E antes que algum leitor mais afoito me comece a acusar de querer acabar com o direito à greve, deixem-me assegurar que eu quero o exacto oposto disso. Quero que as greves tenham significado, quero que as greves sejam valorizadas, e quero compreender, já agora, porque é que elas ocorrem. Há dias ouvi, com dificuldades em acreditar, um sindicalista dos CTT justificar a greve com estas palavras: “agora, com a privatização, nós não sabemos o que vai acontecer”. Ele não sabia se ia ser bom ou se ia ser mau. Mas, pelo sim, pelo não, fazia greve na mesma. Outro sindicalista, de um sector dos transportes, justificava a greve com a entrada em vigor do Orçamento de Estado. Não era nada que o seu patrão lhe tivesse feito ou lhe estivesse a dever. Era uma greve, tipo, contra a fiscalização sucessiva.

Isto tem um nome: banalização da greve. E não traz vantagens a ninguém. Deixem-me citar o início de uma notícia do PÚBLICO de há mês e meio: “Mais de metade do mandato do actual Governo foi passado com greves nos transportes. Desde que o executivo tomou posse, em Junho de 2011, os sindicatos convocaram quase 500 dias de protestos, na maioria parciais ou incidindo apenas sobre o trabalho extraordinário.” Primeira pergunta: os trabalhadores ganharam alguma coisa com isto? Segunda pergunta: o Estado, que é o patrão desses trabalhadores, perdeu alguma coisa com isso? A triste resposta a estas duas perguntas é: não. Os trabalhadores não ganharam nada e os empregadores, que são deficitários de qualquer forma, até pouparam uns trocos em ordenados.
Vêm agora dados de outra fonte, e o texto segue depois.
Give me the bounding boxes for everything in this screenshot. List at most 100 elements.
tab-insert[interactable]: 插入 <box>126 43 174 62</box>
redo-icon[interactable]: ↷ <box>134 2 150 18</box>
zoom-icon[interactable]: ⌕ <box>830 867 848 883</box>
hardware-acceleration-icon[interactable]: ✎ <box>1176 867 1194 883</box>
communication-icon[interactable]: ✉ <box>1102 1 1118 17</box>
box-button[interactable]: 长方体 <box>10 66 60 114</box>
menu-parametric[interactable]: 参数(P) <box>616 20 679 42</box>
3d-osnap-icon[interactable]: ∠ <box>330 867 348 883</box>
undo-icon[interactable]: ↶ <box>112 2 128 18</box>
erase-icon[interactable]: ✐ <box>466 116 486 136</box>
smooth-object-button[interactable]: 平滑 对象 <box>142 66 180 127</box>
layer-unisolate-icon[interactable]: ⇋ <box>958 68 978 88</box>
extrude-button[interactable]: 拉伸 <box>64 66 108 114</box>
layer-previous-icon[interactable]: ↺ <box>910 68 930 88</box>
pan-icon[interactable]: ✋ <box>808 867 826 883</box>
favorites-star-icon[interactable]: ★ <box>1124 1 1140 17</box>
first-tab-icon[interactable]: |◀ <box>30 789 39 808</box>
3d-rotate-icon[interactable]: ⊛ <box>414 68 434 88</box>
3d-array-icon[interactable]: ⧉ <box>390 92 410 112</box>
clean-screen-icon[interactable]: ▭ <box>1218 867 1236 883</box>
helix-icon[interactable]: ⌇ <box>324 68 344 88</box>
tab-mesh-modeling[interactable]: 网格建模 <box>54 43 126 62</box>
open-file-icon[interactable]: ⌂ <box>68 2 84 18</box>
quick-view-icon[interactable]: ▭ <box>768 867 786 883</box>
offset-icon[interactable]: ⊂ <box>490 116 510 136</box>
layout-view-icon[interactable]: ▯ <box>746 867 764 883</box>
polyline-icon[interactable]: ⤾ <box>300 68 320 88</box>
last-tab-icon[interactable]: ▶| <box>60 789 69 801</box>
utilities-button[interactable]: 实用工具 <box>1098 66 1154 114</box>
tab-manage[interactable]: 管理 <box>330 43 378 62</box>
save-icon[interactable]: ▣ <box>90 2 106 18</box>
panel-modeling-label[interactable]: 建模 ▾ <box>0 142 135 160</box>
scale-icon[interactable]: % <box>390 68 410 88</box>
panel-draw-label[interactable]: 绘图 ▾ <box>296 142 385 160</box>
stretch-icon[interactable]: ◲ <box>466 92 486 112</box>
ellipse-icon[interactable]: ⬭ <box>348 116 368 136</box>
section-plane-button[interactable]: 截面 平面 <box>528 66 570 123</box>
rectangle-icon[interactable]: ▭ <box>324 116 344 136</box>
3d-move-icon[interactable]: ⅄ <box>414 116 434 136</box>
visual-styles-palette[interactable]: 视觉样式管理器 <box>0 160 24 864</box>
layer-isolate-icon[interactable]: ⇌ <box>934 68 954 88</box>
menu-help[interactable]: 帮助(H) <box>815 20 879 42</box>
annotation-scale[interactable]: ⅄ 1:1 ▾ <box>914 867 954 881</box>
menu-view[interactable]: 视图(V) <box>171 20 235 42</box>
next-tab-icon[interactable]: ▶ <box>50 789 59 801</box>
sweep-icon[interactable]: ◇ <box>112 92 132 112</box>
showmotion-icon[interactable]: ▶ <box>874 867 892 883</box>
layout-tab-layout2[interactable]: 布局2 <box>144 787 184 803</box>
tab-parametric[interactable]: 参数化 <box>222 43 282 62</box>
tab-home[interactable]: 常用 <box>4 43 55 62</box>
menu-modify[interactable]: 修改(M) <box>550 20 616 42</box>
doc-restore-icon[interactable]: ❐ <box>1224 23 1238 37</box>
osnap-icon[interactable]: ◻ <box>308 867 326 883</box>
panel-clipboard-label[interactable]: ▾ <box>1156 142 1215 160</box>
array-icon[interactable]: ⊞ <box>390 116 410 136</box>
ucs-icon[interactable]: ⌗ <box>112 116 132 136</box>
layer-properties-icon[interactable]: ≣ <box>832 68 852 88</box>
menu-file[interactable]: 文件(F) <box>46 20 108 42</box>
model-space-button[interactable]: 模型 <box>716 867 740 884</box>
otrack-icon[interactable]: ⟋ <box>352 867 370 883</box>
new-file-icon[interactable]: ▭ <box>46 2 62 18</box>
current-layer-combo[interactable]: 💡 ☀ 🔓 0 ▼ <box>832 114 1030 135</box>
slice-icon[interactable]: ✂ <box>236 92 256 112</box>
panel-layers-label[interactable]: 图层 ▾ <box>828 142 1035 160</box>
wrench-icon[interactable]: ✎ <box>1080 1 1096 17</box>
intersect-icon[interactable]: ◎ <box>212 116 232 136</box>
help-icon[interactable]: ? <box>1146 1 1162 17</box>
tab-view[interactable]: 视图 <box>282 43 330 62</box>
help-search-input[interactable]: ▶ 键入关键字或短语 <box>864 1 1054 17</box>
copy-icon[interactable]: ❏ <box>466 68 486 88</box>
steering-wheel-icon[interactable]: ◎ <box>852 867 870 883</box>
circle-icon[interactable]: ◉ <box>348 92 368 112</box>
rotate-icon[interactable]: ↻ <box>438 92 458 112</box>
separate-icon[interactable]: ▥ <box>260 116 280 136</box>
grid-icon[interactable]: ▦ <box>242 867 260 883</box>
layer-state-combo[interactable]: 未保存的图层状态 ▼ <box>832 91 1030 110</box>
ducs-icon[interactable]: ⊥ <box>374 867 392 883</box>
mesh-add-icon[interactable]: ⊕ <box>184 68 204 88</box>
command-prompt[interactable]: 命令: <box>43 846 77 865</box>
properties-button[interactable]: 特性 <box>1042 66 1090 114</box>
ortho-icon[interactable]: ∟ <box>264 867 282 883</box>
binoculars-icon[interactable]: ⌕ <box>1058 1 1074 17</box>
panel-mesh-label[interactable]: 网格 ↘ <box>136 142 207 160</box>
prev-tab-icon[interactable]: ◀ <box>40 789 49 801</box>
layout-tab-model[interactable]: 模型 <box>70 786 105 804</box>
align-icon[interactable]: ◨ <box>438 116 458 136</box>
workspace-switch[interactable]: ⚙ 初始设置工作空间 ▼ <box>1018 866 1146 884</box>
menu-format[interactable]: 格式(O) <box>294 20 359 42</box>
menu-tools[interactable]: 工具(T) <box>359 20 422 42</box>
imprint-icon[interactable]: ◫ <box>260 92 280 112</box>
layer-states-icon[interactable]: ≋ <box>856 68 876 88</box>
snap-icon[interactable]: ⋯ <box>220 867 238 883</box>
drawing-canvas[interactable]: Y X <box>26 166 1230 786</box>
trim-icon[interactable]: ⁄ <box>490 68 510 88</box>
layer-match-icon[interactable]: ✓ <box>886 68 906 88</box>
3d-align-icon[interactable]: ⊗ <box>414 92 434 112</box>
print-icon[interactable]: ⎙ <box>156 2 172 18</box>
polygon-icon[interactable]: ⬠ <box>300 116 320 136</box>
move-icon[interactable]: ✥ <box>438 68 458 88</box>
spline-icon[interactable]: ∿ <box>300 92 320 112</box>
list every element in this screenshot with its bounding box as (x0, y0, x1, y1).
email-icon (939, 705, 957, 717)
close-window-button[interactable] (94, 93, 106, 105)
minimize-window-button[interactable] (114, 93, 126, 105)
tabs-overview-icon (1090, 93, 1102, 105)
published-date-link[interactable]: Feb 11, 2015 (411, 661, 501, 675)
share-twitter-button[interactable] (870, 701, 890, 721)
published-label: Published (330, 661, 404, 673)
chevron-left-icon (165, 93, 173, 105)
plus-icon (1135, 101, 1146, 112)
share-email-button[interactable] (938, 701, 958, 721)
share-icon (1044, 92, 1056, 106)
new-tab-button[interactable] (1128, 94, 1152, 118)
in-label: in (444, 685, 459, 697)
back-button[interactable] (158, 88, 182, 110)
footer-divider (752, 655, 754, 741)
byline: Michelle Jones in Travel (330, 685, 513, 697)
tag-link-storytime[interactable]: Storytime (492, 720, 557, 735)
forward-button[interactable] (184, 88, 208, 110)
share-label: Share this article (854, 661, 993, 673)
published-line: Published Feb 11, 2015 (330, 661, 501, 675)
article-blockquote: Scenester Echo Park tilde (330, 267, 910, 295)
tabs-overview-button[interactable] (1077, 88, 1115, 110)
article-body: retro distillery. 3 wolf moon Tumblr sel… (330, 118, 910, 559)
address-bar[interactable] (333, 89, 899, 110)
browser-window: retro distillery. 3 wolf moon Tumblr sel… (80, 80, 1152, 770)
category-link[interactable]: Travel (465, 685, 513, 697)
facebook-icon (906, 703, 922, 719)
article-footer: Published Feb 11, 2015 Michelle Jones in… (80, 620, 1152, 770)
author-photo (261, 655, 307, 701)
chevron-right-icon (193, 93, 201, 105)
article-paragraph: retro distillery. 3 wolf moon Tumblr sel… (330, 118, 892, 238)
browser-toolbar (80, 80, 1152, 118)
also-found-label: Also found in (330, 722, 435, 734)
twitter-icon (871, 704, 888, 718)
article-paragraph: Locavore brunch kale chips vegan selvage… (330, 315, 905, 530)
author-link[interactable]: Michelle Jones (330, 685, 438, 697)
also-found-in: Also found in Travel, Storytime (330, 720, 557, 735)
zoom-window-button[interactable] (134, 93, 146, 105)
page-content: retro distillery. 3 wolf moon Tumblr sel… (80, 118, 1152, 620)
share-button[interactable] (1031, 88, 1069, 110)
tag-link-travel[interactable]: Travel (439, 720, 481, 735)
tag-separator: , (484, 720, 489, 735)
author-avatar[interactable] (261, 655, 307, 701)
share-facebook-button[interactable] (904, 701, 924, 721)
E assim sendo, que greves são estas, afinal? São para levar a sério? Não. São greves de brincadeirinha, em que quem se lixa é o mexilhão – ou seja, o utente. Se alguma das partes estivesse realmente convicta do que está a fazer, se uns sentissem que ganhavam alguma coisa e outros que poderiam perder alguma coisa, nada se passaria assim. Estas greves à portuguesa são pura encenação. Muito democráticas, certamente. Mas absolutamente inúteis.